The people of God hear the voice of Jesus and follow him. One of the main goals of discipleship in the local church is to give us ears to hear this voice and a heart receptive to following the path of humility, sacrifice and love this voice leads us down.

The problem is Jesus speaks in a still, small voice while many other voices are much louder and call us to follow them. Both of these competing voices are trying to form us into their image.

A crisis of discipleship

We have a crisis of discipleship within the American church. There is no other conclusion we can reach when we see the way hyper-partisan politics has become our idol. Our hearts will be formed by the voices we listen to most. I fear we are listening to the louder voices of cable news much more than we are listening to the voice of Jesus. The danger is we sometimes confuse the two voices.
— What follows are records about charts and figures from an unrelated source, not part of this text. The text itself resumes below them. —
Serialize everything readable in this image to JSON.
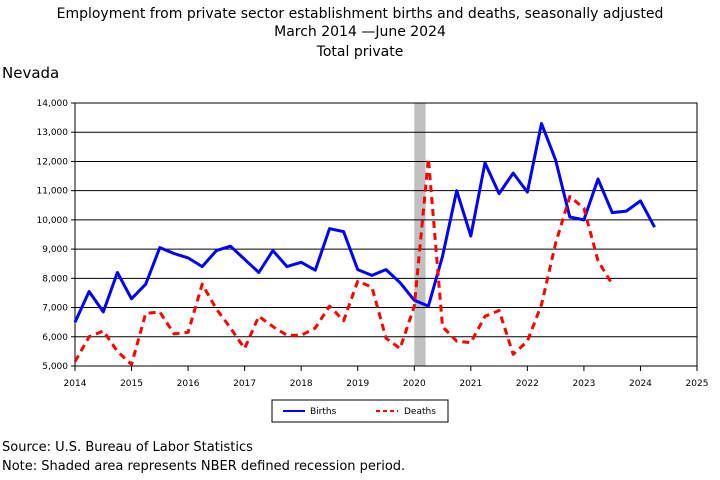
{
  "title": {
    "line1": "Employment from private sector establishment births and deaths, seasonally adjusted",
    "line2": "March 2014 —June 2024",
    "line3": "Total private"
  },
  "region": "Nevada",
  "footer": {
    "source": "Source: U.S. Bureau of Labor Statistics",
    "note": "Note: Shaded area represents NBER defined recession period."
  },
  "chart_data": {
    "type": "line",
    "xlim": [
      2014,
      2025
    ],
    "ylim": [
      5000,
      14000
    ],
    "x_ticks": [
      2014,
      2015,
      2016,
      2017,
      2018,
      2019,
      2020,
      2021,
      2022,
      2023,
      2024,
      2025
    ],
    "x_tick_labels": [
      "2014",
      "2015",
      "2016",
      "2017",
      "2018",
      "2019",
      "2020",
      "2021",
      "2022",
      "2023",
      "2024",
      "2025"
    ],
    "y_ticks": [
      5000,
      6000,
      7000,
      8000,
      9000,
      10000,
      11000,
      12000,
      13000,
      14000
    ],
    "y_tick_labels": [
      "5,000",
      "6,000",
      "7,000",
      "8,000",
      "9,000",
      "10,000",
      "11,000",
      "12,000",
      "13,000",
      "14,000"
    ],
    "grid": "horizontal",
    "legend_position": "bottom-center",
    "recession": [
      2020.0,
      2020.2
    ],
    "recession_color": "#c0c0c0",
    "series": [
      {
        "name": "Births",
        "color": "#0000ff",
        "dash": "solid",
        "x": [
          2014.0,
          2014.25,
          2014.5,
          2014.75,
          2015.0,
          2015.25,
          2015.5,
          2015.75,
          2016.0,
          2016.25,
          2016.5,
          2016.75,
          2017.0,
          2017.25,
          2017.5,
          2017.75,
          2018.0,
          2018.25,
          2018.5,
          2018.75,
          2019.0,
          2019.25,
          2019.5,
          2019.75,
          2020.0,
          2020.25,
          2020.5,
          2020.75,
          2021.0,
          2021.25,
          2021.5,
          2021.75,
          2022.0,
          2022.25,
          2022.5,
          2022.75,
          2023.0,
          2023.25,
          2023.5,
          2023.75,
          2024.0,
          2024.25
        ],
        "values": [
          6500,
          7550,
          6850,
          8200,
          7300,
          7800,
          9050,
          8850,
          8700,
          8400,
          8950,
          9100,
          8650,
          8200,
          8950,
          8400,
          8550,
          8280,
          9700,
          9600,
          8300,
          8100,
          8300,
          7850,
          7250,
          7050,
          8750,
          11000,
          9450,
          11950,
          10900,
          11600,
          10950,
          13300,
          12050,
          10100,
          10000,
          11400,
          10250,
          10300,
          10650,
          9750
        ]
      },
      {
        "name": "Deaths",
        "color": "#ff0000",
        "dash": "dashed",
        "x": [
          2014.0,
          2014.25,
          2014.5,
          2014.75,
          2015.0,
          2015.25,
          2015.5,
          2015.75,
          2016.0,
          2016.25,
          2016.5,
          2016.75,
          2017.0,
          2017.25,
          2017.5,
          2017.75,
          2018.0,
          2018.25,
          2018.5,
          2018.75,
          2019.0,
          2019.25,
          2019.5,
          2019.75,
          2020.0,
          2020.25,
          2020.5,
          2020.75,
          2021.0,
          2021.25,
          2021.5,
          2021.75,
          2022.0,
          2022.25,
          2022.5,
          2022.75,
          2023.0,
          2023.25,
          2023.5
        ],
        "values": [
          5150,
          6000,
          6200,
          5500,
          5050,
          6800,
          6850,
          6100,
          6150,
          7800,
          6950,
          6300,
          5600,
          6700,
          6350,
          6050,
          6050,
          6300,
          7050,
          6550,
          7900,
          7700,
          5950,
          5600,
          7050,
          12100,
          6350,
          5850,
          5800,
          6700,
          6900,
          5400,
          5850,
          7100,
          9200,
          10800,
          10400,
          8600,
          7800
        ]
      }
    ]
  }
}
In many instances, we have allowed the loud voices of talk radio, Facebook feeds and cable news to disciple us more than the word of God. We listen for the opinions of pundits and hosts more than the voice of Jesus. I know because I am guilty of this as much as anyone. I am pulling at the log in my own eye here.

Two voices leading in opposite directions

The voice of hyper-partisan politics calls for us to seek our own interests. The voice of Jesus calls us to “look not only to [your] own interests, but also to the interests of others” (Philippians 2:4).

The voice of hyper-partisan politics calls us to see as our enemy those who vote differently. That voice divides the body of Christ as it leads us to question the salvation of anyone who doesn’t see things the way we do. The voice of Jesus calls us to love, encourage and build up the body of Christ celebrating our unity in him in the midst of all of our diversity.

The voice of hyper-partisan politics disciples us to be motivated by fear and anger and convinces us everyone and everything is a threat. The voice of Jesus calls us to love, hope and joy and convinces us everyone is made in the image of God and deserving of the dignity that truth entails.

A political church tuned to the voice of Jesus

The church always will be political in the sense that the church always will be seeking the common good and the kingdom of God in every aspect of their life, but the overtaking of the church and her thinking by deeply partisan politics has been detrimental to the mission and life of the church.

There is room for political difference within the body of Christ. There is freedom for the believer to identify and agree with one party over another within our political system. We should be involved politically in order to seek justice and the good of our city, our state and our country. We will disagree about the best way to go about accomplishing these goals.

I am not advocating apathy toward politics. Form a political opinion based on your reading of Scripture and your own conscience. Vote your conscience, but don’t let the idol of hyper-partisan politics convince you everyone else is the enemy. Don’t let the idol of hyper-partisan politics lead you away from the love you are called to show to all.

To whose voice will we listen?

Whose voice will we follow?

Who will disciple us?

Before we listen to the voice of talk radio or cable news, may our hearts be tuned to hear the voice of Jesus. May we always follow him and seek first the kingdom of God.

Zac Harrel is pastor of First Baptist Church in Gustine, Texas.